Como está o mercado: Contratos imediatamente à frente ganham força, atenção do mercado se volta para março
30 de janeiro (sexta-feira), um dos índices de referência para o gás natural na Europa, o contrato holandês TTF mostrava tendência de alta. Os dados indicam que o contrato de janeiro do TTF subiu para cerca de 40,45 euros/MWh, enquanto o foco do mercado se concentrava mais no contrato de março (em torno de 38,85 euros/MWh). No mesmo período, o contrato do dia seguinte holandês recuou ligeiramente para próximo de 40,35 euros/MWh, mostrando uma divergência na interpretação dos fundamentos entre o mercado spot e os contratos de longo prazo.
Por que está subindo: Estoque baixo combinado com ondas de frio, o prêmio de risco está de volta
O principal fator impulsionador deste movimento ascendente é a “variável de inverno” — a baixa taxa de armazenamento e temperaturas frias aparecem simultaneamente, amplificando a volatilidade do lado da demanda. De acordo com dados de infraestrutura de gás natural da Europa, a taxa de enchimento dos reservatórios de gás da UE estava em torno de 43% no final de janeiro, significativamente inferior ao nível do mesmo período do ano passado e também abaixo da faixa média de vários anos.

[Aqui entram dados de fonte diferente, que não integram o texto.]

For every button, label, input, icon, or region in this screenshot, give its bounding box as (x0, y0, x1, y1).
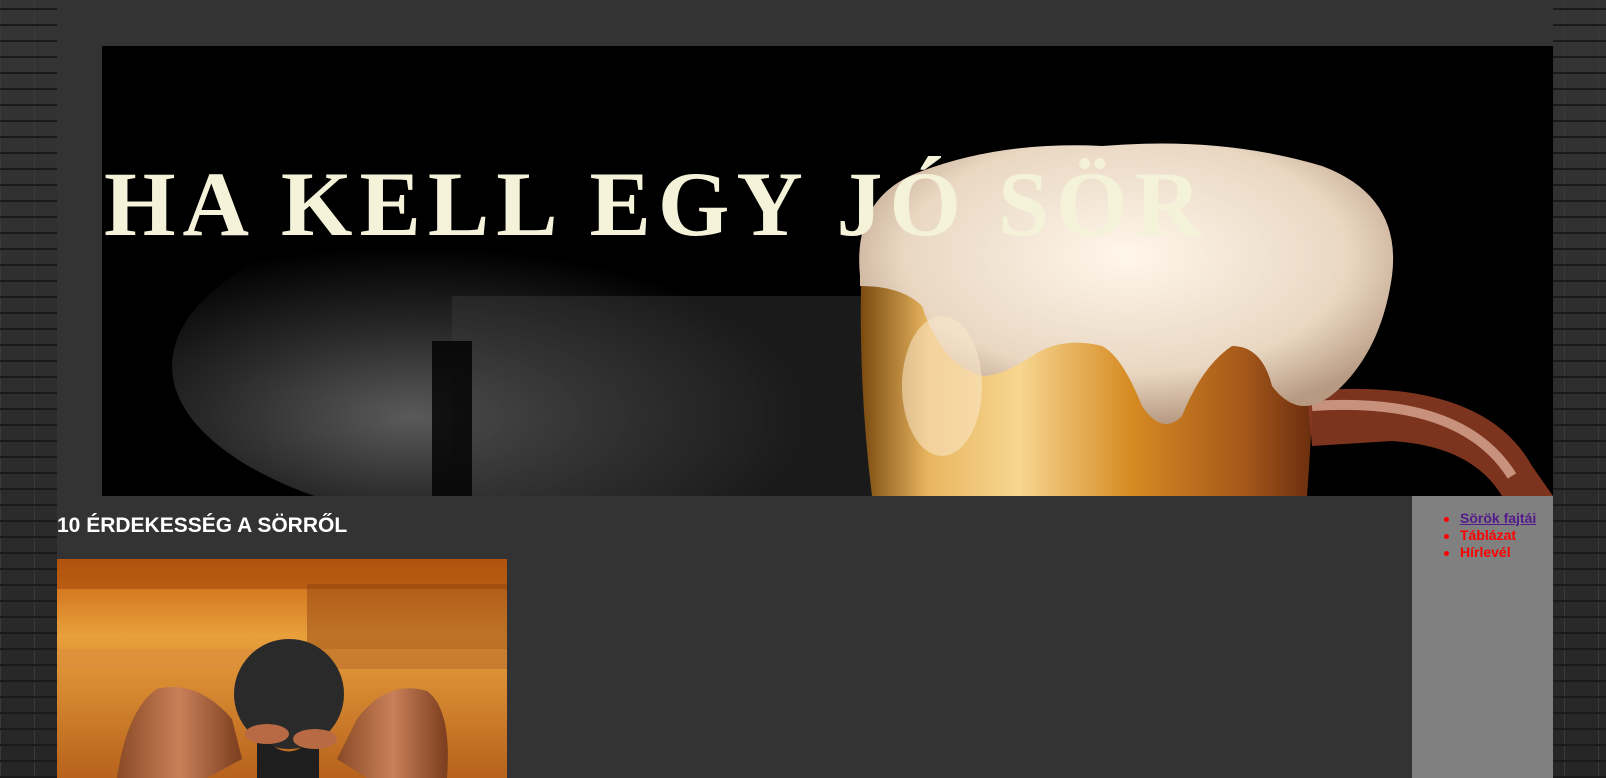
nav-link-sorok-fajtai[interactable]: Sörök fajtái (1460, 510, 1536, 526)
sidebar-item-sorok-fajtai: Sörök fajtái (1443, 510, 1536, 527)
article-heading: 10 ÉRDEKESSÉG A SÖRRŐL (57, 514, 348, 537)
page-container: HA KELL EGY JÓ SÖR 10 ÉRDEKESSÉG A SÖRRŐ… (57, 0, 1553, 778)
article-image (57, 559, 507, 778)
beer-mug-image (102, 46, 1553, 496)
sidebar-nav-list: Sörök fajtái Táblázat Hírlevél (1443, 510, 1536, 561)
sidebar: Sörök fajtái Táblázat Hírlevél (1412, 496, 1553, 778)
sidebar-item-tablazat: Táblázat (1443, 527, 1536, 544)
sidebar-item-hirlevel: Hírlevél (1443, 544, 1536, 561)
site-title: HA KELL EGY JÓ SÖR (104, 153, 1209, 255)
header-banner: HA KELL EGY JÓ SÖR (102, 46, 1553, 496)
nav-link-tablazat[interactable]: Táblázat (1460, 527, 1516, 543)
nav-link-hirlevel[interactable]: Hírlevél (1460, 544, 1511, 560)
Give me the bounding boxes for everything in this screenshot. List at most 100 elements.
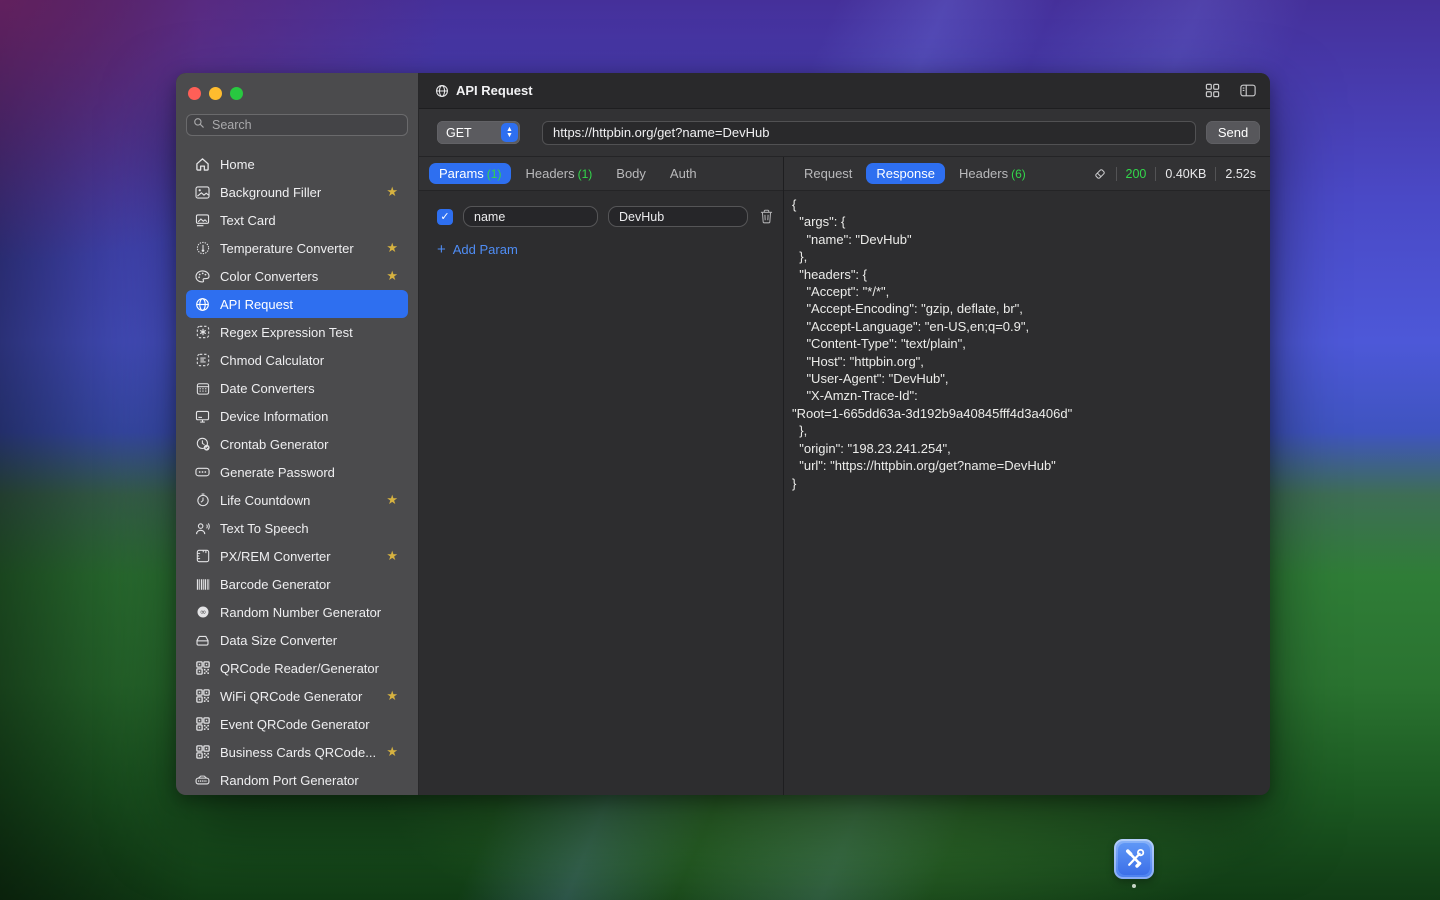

Com essa base de estoque, sempre que o ar frio persistir, o mercado tenderá a "ajustar os preços para cima" um pouco, a fim de reservar uma margem de segurança para um potencial desequilíbrio entre oferta e demanda.
Variáveis geopolíticas: Tensões relacionadas ao Irã influenciam expectativas de GNL
Além do clima e dos estoques, os negociantes também estão reavaliando o impacto da geopolítica no Oriente Médio sobre o ritmo de transporte e entrega de gás natural liquefeito (GNL). Relatos indicam que tensões envolvendo o Irã podem interferir nas expectativas de entrega de GNL, proporcionando suporte adicional aos preços do gás na Europa.
Foco futuro do mercado: Estrutura de preços para reabastecimento e dependência externa
O ponto que mais merece atenção no mercado é a viabilidade do "reabastecimento no final do inverno-verão". Se os estoques continuarem a declinar, a Europa poderá ter que arcar com custos mais altos na próxima estação de reabastecimento; mas se a estrutura da curva futura não oferecer incentivos suficientes (por exemplo, uma estrutura de preços desfavorável para armazenar gás), o ritmo de reabastecimento pode ser desacelerado, postergando a volatilidade para a próxima estação.
Além disso, à medida que a Europa reduz sua dependência do gás russo e aumenta a proporção de GNL, sua sensibilidade ao fornecimento externo e às condições climáticas extremas também está crescendo — as ondas de frio em países exportadores importantes como os EUA podem causar perturbações adicionais na cadeia global de GNL, potencialmente aumentando ainda mais o "prêmio climático" nos preços europeus.